Nos últimos meses, quem acompanha informações sobre o mercado financeiro brasileiro já observou uma movimentação por parte dos bancos na definição de um novo modelo de negócio. A Accenture divulgou uma pesquisa, intitulada “Estratégia digital: uma nova era para os serviços bancários”, em que aponta o seguinte: 32% da receita dos bancos tradicionais está em risco, por conta de uma nova concorrência gerada pelos empreendimentos que nascem em ambiente digital.

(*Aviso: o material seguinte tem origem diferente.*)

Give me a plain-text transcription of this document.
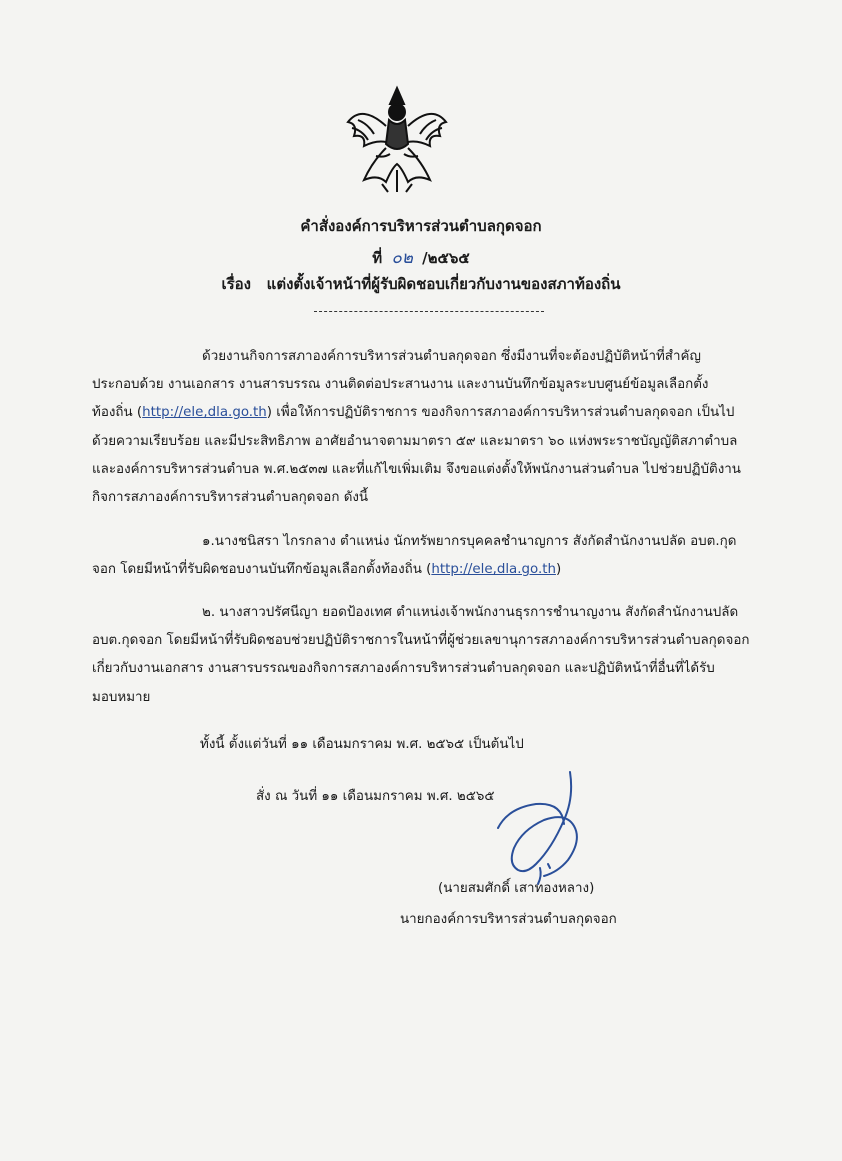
คำสั่งองค์การบริหารส่วนตำบลกุดจอก
ที่ ๐๒ /๒๕๖๕
เรื่อง แต่งตั้งเจ้าหน้าที่ผู้รับผิดชอบเกี่ยวกับงานของสภาท้องถิ่น
ด้วยงานกิจการสภาองค์การบริหารส่วนตำบลกุดจอก ซึ่งมีงานที่จะต้องปฏิบัติหน้าที่สำคัญ
ประกอบด้วย งานเอกสาร งานสารบรรณ งานติดต่อประสานงาน และงานบันทึกข้อมูลระบบศูนย์ข้อมูลเลือกตั้ง
ท้องถิ่น (http://ele,dla.go.th) เพื่อให้การปฏิบัติราชการ ของกิจการสภาองค์การบริหารส่วนตำบลกุดจอก เป็นไป
ด้วยความเรียบร้อย และมีประสิทธิภาพ อาศัยอำนาจตามมาตรา ๕๙ และมาตรา ๖๐ แห่งพระราชบัญญัติสภาตำบล
และองค์การบริหารส่วนตำบล พ.ศ.๒๕๓๗ และที่แก้ไขเพิ่มเติม จึงขอแต่งตั้งให้พนักงานส่วนตำบล ไปช่วยปฏิบัติงาน
กิจการสภาองค์การบริหารส่วนตำบลกุดจอก ดังนี้
๑.นางชนิสรา ไกรกลาง ตำแหน่ง นักทรัพยากรบุคคลชำนาญการ สังกัดสำนักงานปลัด อบต.กุด
จอก โดยมีหน้าที่รับผิดชอบงานบันทึกข้อมูลเลือกตั้งท้องถิ่น (http://ele,dla.go.th)
๒. นางสาวปรัศนีญา ยอดป้องเทศ ตำแหน่งเจ้าพนักงานธุรการชำนาญงาน สังกัดสำนักงานปลัด
อบต.กุดจอก โดยมีหน้าที่รับผิดชอบช่วยปฏิบัติราชการในหน้าที่ผู้ช่วยเลขานุการสภาองค์การบริหารส่วนตำบลกุดจอก
เกี่ยวกับงานเอกสาร งานสารบรรณของกิจการสภาองค์การบริหารส่วนตำบลกุดจอก และปฏิบัติหน้าที่อื่นที่ได้รับ
มอบหมาย
ทั้งนี้ ตั้งแต่วันที่ ๑๑ เดือนมกราคม พ.ศ. ๒๕๖๕ เป็นต้นไป
สั่ง ณ วันที่ ๑๑ เดือนมกราคม พ.ศ. ๒๕๖๕
(นายสมศักดิ์ เสาทองหลาง)
นายกองค์การบริหารส่วนตำบลกุดจอก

Esse cenário ocorre impulsionado pela revolução provocada pelas fintechs e por inovações, como o Open Banking, sistema de arquitetura aberta que dá oportunidade para que empresas e pessoas tenham maior autonomia quanto aos dados e a escolha dos produtos e serviços financeiros que pretendem usar. Mas essa transformação não tem atingido apenas o negócio em si, como quem dele faz parte. Em especial os profissionais bancários.
Com muitos bancos tradicionais fechando agências – estima-se que mais de 1.200 serão fechadas até o final de 2020 – e enxugando a massa de trabalhadores, uma parcela de bancários se vê sem saber para onde ir. Esse movimento é sem precedentes! Além dos que estão perdendo os empregos, também há aqueles que não se adaptam mais a uma rotina profissional com baixa flexibilidade de horário. Por exemplo, quantas mães e pais bancários gostariam de ter mais liberdade para passar mais tempo com os filhos e, paralelamente, trabalhar?
Atuo no setor financeiro há mais de 30 anos. No momento, fundei e estou liderando uma fintech, mas também já ocupei a posição de bancário. E o que percebi ao longo desses anos, seja trabalhando ou dando palestras sobre o tema, é que esse profissional só se vê dessa forma quando está ligado a uma instituição financeira. Independentemente da existência ou não de um curso superior dedicado ao cargo, faço aqui uma provocação: não existe ex-bancário; existe ex-funcionário de banco.
O que a gente aprende na rotina diária dentro dos bancos é algo valioso. Ainda que muitos bancários tenham uma formação em administração, economia e contabilidade, cursos onde aprendem teorias valiosas, a prática do “fazer banco” é diferente. Análise de fluxo de caixa, balanço, faturamento, avaliação sobre o perfil do consumidor e de empresas, análise preditiva, ciclo de vida das empresas – no caso de Pessoa Jurídica -, além de avaliações críticas sobre números, gráficos, o que gera mais receita, score e sua importância para criar oferta de crédito, e por aí vai. Sem contar estudos sobre o papel do Banco Central, fundo garantidor, entre outras questões necessárias para se obter certificações obrigatórias, exigidas para quem vai ocupar cargo de gerente. Todo esse conhecimento pode ser aplicado de outra forma, inclusive se o bancário em questão deseja empreender, de forma independente.
Várias fintechs possibilitam que bancários atuem como analistas financeiros, levando informação para pessoas que estão cansadas de se verem presas aos bancos tradicionais. O comportamento do consumidor na atualidade já deixou claro que as pessoas sabem que têm mais direitos, e começam a exigir isso. O próprio Governo Federal dá alguns passos nesse caminho, ao exigir que as escolas ofertem disciplinas sobre educação financeira a partir de 2020, seguindo diretrizes do Ministério da Educação e da Base Nacional Comum Curricular (BNCC). Mas isso não será suficiente para quem está de fora da escola entender sua vida financeira. E é aí que se abre uma grande oportunidade de carreira para quem é bancário e não quer ou não pode estar ligado a um banco.
Os bancários precisam se empoderar mais, entender seu valor, e que ele existe para além de um vínculo empregatício com uma instituição financeira. É possível empreender, agir com autonomia, sobretudo em um mercado onde o sistema de Open Banking começa a operar e o Banco Central inicia o processo de sua regulamentação. Além de impulsionar a criação de negócios digitais, esse movimento permite que haja uma dose de olho no olho, tão necessária quando falamos de dinheiro. Sejamos francos: sempre é bom ter uma conversa cara a cara com alguém sobre o assunto. A máquina não vai substituir isso.
*Artigo publicado originalmente no Estadão, em 05/12/2019.